Our daily round-up of news from the art world
The Met hands over ancient marble sculpture with disputed past | An ancient marble sculpture of a bull’s head which was on loan to New York’s Metropolitan Museum of Art has been handed over to state authorities, after a museum curator raised suspicions that the artefact may have been looted from Lebanon during the civil war of the 1980s, the New York Times reports. This is the second report in as many days of the Met being asked to turn over an antiquity to Manhattan prosecutors on the basis of disputed provenance. The bull’s head, which is around 2,300 years old and believed to be of Greek origin, is currently owned by American collectors Lynda and William Beierwaltes, who sold it in 2010 but were asked to take it back and compensate the buyer after questions were raised over its past. The Beierwaltes are suing the Manhattan prosecutors and the Lebanon antiquities directorate for the object’s return.
Indonesian-Chinese collector Budi Tek receives Légion d’Honneur | France’s highest decoration, the Légion d’Honneur in the rank of Chevalier, is to be awarded to Indonesian-Chinese art collector Budi Tek, in recognition for his contributions to the advancement of cultural relations between China and France and the ‘development of human society’. Tek is the founder of the Yuz Foundation, which encompasses a major collection of contemporary art and a public museum. He will receive the honour at a ceremony at the Yuz Museum in Shanghai, on 13 August.
Five antiquities dealers arrested in Jerusalem over Hobby Lobby case | NPR reports that five Palestinian antiquities dealers in Jerusalem have been arrested by Israeli police, who believe that the dealers were involved in the smuggling scandal which saw American retailer Hobby Lobby fined $3 million and forced to forfeit thousands of Iraqi antiquities imported to the US. The five dealers, who police claim sold some $20 million worth of artefacts to Hobby Lobby’s president Steve Green, are suspected of tax evasion and money-laundering, and numerous items have been confiscated from their homes and shops.
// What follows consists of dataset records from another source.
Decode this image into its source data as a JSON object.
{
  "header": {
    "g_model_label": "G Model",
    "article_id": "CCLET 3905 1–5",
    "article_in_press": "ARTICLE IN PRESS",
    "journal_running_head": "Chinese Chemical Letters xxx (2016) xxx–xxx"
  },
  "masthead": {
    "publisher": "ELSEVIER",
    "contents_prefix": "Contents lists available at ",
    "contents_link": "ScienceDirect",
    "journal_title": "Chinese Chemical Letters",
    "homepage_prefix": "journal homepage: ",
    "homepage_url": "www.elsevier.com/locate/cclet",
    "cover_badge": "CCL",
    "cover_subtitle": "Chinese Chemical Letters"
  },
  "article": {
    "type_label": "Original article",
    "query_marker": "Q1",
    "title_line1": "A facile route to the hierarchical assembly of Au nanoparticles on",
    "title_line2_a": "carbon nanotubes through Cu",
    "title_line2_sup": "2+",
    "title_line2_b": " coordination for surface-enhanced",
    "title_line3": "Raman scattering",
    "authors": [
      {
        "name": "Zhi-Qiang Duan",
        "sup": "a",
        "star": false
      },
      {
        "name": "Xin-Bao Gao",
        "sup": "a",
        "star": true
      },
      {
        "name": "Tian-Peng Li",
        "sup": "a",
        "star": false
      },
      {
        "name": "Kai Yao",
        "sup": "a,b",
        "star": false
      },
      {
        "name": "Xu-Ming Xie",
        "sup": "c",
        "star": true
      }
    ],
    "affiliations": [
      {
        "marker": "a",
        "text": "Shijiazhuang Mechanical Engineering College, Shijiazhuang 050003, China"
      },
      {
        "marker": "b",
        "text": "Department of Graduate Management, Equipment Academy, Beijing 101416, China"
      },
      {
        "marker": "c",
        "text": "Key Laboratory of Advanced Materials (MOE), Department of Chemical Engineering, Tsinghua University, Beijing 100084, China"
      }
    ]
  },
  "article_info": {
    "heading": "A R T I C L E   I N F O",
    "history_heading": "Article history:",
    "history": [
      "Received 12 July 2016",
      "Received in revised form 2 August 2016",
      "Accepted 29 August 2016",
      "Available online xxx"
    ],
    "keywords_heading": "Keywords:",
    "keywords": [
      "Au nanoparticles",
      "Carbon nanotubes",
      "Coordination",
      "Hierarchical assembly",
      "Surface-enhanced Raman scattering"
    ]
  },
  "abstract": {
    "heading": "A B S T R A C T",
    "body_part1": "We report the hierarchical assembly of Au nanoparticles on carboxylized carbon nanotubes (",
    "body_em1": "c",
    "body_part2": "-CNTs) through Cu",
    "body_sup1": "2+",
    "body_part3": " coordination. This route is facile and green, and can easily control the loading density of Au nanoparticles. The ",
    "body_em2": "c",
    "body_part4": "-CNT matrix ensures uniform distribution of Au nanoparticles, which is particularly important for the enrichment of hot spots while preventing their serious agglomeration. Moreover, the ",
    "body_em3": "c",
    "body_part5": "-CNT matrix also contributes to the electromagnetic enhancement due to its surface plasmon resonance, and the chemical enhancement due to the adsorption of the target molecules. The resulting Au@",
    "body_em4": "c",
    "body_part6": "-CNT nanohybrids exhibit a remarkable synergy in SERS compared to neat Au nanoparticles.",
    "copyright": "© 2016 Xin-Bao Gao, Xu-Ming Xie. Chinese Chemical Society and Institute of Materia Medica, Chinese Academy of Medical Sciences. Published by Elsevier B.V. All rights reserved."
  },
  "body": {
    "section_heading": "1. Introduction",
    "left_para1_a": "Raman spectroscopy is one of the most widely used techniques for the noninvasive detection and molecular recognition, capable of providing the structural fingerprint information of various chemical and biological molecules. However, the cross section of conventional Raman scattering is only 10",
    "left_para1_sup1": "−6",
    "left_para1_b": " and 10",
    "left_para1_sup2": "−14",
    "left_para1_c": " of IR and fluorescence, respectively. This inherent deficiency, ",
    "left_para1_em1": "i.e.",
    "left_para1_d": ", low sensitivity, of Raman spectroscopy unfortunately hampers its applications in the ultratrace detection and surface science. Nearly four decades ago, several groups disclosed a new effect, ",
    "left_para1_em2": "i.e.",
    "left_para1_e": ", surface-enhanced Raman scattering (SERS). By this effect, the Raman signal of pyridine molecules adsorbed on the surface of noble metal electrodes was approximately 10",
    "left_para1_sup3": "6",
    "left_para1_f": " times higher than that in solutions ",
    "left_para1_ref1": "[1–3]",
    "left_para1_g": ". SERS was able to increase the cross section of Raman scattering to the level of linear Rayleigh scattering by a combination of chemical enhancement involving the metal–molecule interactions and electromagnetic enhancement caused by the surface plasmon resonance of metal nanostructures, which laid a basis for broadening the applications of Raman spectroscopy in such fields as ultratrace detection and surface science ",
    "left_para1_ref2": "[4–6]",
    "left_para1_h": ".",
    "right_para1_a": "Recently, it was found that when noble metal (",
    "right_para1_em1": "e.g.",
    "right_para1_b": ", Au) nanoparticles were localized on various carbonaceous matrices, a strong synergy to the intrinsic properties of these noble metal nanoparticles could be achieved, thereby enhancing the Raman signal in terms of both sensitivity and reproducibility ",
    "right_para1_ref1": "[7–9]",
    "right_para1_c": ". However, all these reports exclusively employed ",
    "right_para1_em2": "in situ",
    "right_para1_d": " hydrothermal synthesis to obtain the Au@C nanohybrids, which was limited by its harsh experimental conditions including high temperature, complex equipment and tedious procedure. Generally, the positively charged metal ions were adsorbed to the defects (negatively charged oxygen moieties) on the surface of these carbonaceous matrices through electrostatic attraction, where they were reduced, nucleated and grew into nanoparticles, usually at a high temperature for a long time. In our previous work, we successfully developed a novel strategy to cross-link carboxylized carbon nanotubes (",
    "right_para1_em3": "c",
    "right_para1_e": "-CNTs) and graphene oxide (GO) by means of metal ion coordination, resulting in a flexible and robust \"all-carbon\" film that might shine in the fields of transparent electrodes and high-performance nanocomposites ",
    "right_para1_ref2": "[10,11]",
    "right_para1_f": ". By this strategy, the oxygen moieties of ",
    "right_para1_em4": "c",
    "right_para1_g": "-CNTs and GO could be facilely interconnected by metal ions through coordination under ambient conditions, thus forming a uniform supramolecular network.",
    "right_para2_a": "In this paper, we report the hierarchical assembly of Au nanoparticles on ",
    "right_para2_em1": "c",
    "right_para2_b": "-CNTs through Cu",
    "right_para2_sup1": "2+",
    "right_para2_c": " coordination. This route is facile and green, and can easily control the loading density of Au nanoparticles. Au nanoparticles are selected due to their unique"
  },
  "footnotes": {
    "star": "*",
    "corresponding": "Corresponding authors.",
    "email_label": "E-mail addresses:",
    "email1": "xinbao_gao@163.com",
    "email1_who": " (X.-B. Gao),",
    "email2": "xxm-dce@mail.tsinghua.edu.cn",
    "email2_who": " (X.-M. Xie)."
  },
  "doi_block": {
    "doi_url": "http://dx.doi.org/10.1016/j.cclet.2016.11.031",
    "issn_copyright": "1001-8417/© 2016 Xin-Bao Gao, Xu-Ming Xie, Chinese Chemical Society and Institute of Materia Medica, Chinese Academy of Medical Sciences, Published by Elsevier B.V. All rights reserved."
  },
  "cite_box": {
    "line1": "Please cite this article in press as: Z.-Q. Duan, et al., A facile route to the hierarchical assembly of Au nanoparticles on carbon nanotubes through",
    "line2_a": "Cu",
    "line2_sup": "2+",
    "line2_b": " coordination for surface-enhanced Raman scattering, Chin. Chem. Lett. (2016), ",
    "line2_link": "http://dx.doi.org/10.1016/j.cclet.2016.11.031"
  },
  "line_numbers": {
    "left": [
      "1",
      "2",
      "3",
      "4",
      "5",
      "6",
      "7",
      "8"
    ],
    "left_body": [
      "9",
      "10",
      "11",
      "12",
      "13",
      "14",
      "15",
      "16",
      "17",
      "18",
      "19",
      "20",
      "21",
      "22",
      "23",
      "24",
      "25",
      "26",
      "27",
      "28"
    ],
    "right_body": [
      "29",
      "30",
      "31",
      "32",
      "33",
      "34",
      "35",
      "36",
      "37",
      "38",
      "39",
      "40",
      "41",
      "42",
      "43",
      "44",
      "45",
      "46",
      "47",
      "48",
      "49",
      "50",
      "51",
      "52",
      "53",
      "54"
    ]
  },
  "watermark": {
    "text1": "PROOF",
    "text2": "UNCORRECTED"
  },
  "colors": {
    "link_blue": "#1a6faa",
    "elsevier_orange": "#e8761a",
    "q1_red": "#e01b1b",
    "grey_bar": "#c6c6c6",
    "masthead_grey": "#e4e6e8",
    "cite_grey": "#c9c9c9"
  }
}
Recovered Guercino alterpiece to undergo extensive conservation | A large alterpiece by Italian baroque painter Guercino, which was stolen from a church in Modena in 2014 and recovered this February in Casablanca, will require extensive conservation work to reverse damage sustained during the theft. The Art Newspaper reports that the painting, which had been rolled up inside a carpet, has lost 30 per cent of its pigment. It will be restored by specialists at Rome’s Superior Institute for Conservation and Restoration, with treatment expected to take a year.